Kur'an-ı Kerim de bu konuda şöyle buyurulur: "Ey Muhammed! de ki: İbadetiniz olmasa Rabbin size ne diye değer versin?.. (6) Yüce dinimiz ibadeti öyle esaslar üzerine bina etmiştir ki, özü muhafaza edilerek güzel bir şekilde ve devamlı olarak yapıldığı takdirde, beklenen neticeyi mutlaka temin eder. Bunun için ibadet belli zamanlara tahsis edilmemiş, aksine her mü'min mükellef olma çağından Rabbine kavuşuncaya kadar ibadet etmekle emrolunmuştur. Kur'an-ı Kerim'de bu husus şöyle ifade edilmektedir: "Sana yakin (ölüm) gelinceye kadar Rabbine ibadet et." (7) Yine Kur'an-ı Kerim'de farz namazlara devam etmek emredilerek şöyle buyurulmaktadır: "Namazlara ve orta namaza (ikindiye) devam edin; gönülden boyun eğerek Allah için namaza durun." (8) Cenab-ı Hak bir başka ayette ise, sorumluluğumuz altında bulunan aile efradına namazı emretmemizi ve kendimizin de ona devam etmemizi istemekte ve şöyle buyurmaktadır: "Ailene namaz kılmalarını emret, kendin de onda devamlı ol.." (9) Bilindiği üzere İslam dini her konuda olduğu gibi, ibadet konusunda da i'tidali tavsiye eder. Bedeni zayıf düşürecek, insanın aile ve çocuklarına karşı görevlerini aksatacak, geçimlerini ihmal edecek şekilde yapacağı uzun ibadetler makbul olmadığı gibi, ibadeti ve Allah'a karşı kulluk görevlerini ihmal ederek, maddenin peşinden koşmak da doğru bir hareket değildir. Kur'an-ı Kerim'deki şu ayet-i kerime, dünya-ahiret dengesini ne güzel ifade eder: "Allah'ın sana verdiği şeylerde, ahiret yurdunu da gözet, dünyadaki payını da unutma; Allah'ın sana yaptığı iyilik gibi, sen de iyilik yap; yeryüzünde bozgunculuk isteme; doğrusu Allah bozguncuları sevmez..."(10)

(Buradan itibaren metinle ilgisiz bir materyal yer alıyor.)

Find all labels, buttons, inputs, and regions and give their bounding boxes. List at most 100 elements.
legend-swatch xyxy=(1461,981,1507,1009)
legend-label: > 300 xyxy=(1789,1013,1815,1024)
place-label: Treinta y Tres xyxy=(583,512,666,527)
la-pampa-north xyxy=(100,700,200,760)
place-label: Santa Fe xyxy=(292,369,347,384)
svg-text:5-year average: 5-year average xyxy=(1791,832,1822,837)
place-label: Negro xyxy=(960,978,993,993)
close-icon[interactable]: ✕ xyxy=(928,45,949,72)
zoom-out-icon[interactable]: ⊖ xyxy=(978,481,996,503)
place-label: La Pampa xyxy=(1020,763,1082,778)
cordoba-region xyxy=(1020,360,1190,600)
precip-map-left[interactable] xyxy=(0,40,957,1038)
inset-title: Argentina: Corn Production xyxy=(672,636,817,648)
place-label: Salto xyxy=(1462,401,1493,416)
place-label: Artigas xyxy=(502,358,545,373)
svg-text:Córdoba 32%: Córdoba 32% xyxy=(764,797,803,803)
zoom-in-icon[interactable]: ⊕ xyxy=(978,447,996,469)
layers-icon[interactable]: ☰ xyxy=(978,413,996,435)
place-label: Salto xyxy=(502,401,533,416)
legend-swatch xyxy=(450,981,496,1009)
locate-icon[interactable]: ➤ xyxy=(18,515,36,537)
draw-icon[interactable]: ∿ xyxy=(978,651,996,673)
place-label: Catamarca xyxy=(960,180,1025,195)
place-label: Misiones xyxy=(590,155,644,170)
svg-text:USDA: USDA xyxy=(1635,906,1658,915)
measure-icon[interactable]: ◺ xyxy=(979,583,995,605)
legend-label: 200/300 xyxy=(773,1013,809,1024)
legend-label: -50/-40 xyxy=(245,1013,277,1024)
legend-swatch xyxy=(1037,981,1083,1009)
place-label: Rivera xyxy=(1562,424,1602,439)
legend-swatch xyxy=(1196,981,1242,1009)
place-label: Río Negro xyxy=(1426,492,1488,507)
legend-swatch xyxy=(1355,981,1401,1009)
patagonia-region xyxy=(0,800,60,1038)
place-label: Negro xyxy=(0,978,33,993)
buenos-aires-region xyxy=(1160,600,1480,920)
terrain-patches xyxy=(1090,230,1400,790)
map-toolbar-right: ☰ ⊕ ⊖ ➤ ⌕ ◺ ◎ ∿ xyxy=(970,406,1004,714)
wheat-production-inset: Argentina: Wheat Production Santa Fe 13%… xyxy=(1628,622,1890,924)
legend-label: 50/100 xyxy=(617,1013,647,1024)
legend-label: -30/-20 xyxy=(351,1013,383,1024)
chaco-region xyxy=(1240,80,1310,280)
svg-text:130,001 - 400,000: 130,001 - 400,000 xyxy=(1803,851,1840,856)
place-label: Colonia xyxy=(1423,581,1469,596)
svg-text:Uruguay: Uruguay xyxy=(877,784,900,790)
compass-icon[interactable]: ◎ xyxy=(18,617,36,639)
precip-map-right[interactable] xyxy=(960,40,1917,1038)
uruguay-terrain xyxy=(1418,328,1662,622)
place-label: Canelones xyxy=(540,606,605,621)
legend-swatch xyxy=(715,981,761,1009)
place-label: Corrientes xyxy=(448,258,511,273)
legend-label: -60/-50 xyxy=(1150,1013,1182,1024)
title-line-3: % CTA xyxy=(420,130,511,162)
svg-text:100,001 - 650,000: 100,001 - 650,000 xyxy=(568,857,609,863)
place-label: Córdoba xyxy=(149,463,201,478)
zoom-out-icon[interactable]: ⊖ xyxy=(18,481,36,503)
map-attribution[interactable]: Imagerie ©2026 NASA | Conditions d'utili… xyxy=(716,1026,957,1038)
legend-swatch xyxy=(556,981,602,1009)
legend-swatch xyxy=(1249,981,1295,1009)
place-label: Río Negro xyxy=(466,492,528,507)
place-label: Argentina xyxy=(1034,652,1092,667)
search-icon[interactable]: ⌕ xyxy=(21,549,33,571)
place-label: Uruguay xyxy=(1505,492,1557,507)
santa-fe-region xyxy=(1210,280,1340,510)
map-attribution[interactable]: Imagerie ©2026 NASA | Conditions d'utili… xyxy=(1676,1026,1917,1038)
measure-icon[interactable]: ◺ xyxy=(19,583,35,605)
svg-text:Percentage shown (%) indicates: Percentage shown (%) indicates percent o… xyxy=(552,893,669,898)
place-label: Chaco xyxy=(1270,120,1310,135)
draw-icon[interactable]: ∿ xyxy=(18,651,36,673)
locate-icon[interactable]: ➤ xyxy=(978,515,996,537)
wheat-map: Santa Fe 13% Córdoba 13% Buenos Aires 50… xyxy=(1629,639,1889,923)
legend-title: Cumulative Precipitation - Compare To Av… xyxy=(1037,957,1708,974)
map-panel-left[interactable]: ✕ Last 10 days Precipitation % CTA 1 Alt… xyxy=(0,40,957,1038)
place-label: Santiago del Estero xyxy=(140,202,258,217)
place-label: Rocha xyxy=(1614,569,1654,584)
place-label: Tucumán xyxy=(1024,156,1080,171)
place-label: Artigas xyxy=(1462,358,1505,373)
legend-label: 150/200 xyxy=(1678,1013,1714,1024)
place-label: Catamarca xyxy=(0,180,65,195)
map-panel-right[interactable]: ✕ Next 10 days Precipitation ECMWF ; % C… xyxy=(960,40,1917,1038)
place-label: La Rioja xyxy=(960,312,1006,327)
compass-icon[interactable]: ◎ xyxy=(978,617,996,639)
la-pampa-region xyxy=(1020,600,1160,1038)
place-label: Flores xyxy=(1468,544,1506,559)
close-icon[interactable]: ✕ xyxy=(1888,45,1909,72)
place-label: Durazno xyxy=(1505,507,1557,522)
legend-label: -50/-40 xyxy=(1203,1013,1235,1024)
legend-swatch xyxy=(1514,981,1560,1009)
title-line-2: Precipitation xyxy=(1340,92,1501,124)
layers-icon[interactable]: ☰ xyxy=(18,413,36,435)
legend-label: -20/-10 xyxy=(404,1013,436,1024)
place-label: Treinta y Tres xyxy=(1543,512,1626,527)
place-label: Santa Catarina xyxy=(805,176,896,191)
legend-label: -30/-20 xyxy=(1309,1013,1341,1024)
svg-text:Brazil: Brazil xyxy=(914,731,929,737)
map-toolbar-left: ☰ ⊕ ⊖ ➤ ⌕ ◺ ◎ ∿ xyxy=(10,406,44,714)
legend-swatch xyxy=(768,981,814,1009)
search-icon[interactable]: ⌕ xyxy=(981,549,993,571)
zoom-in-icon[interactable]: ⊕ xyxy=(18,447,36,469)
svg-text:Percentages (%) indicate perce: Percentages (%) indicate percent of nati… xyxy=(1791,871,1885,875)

Peygamberimiz (S.A.S.) her konuda olduğu gibi, bu konuda da bizler için en güzel örnektir.

Enes (R.A.) şöyle anlatır: "Peygamber (S.A.S.)'in eşlerinin evine üç kimse gelip, Peygamberimizin ibadetin sordular. Kendilerine durum anlatılınca, kendi ibadetlerini azımsadılar ve: Peygamberin yanında biz neyiz? Onun geçmiş ve gelecek günahları bağışlanmıştır, dediler. Bunlardan birisi: -Ben, yaşadığım müddetçe, bütün gece namaz kılacağım, dedi. Diğeri: - Ömrüm boyunca oruç tutacağım, dedi. Üçüncüsü de: - Kadınlardan uzak kalacağım ve hiçbir zaman evlenmeyeceğim, dedi. Sonra Peygamber (S.A.S.) bunların yanına geldi. Onlara: -" Şöyle şöyle diyenler siz misiniz? Dikkat ediniz! Allah'a yemin ederim ki, Allah'tan en ziyade korkanınız ve O'na karşı gelmekten en ziyade sakınanınız benim. Böyle iken ben bazen oruç tutuyorum, bazen de tutmuyorum, Namaz kılıyorum, uyuyorum ve kadınlarla evleniyorum. Benim sünnetim işte budur; Kim, benim sünnetimden yüz çevirirse, o kimse benden değildir." (11)

Hz. Aişe (R.A.)'nin anlattığına göre, yanında bir kadınla otururken Rasulüllah girdi ve Hz. Aişe'ye: "Bu kadın kimdir?" diye sordu.

Hz. Aişe: - Filan kadındır, dedi ve kıldığı namazları uzun uzun anlatmağa başladı. Bunun üzerine Rasul-i Ekrem Efendimiz: " Uzatma, gücünüzün yettiğini yapın. Allah'a yemin ederim ki, siz usanmadıkça Allah usanmaz (Yani sizin takatinizi kat kat aşacak bir şekilde dahi yapacağınız ibadetleri Allah kabul eder; fakat hiçbir zaman işinizi gücünüzü bırakıp bütün vaktinizi ibadete hasretmenizi istemez.) “O'nun en sevdiği ibadet, az da olsa devamlı olan ibadettir...” buyurdu. (12) Ramazan ayında kazandığımız iyi ve güzel ameller olmuştur.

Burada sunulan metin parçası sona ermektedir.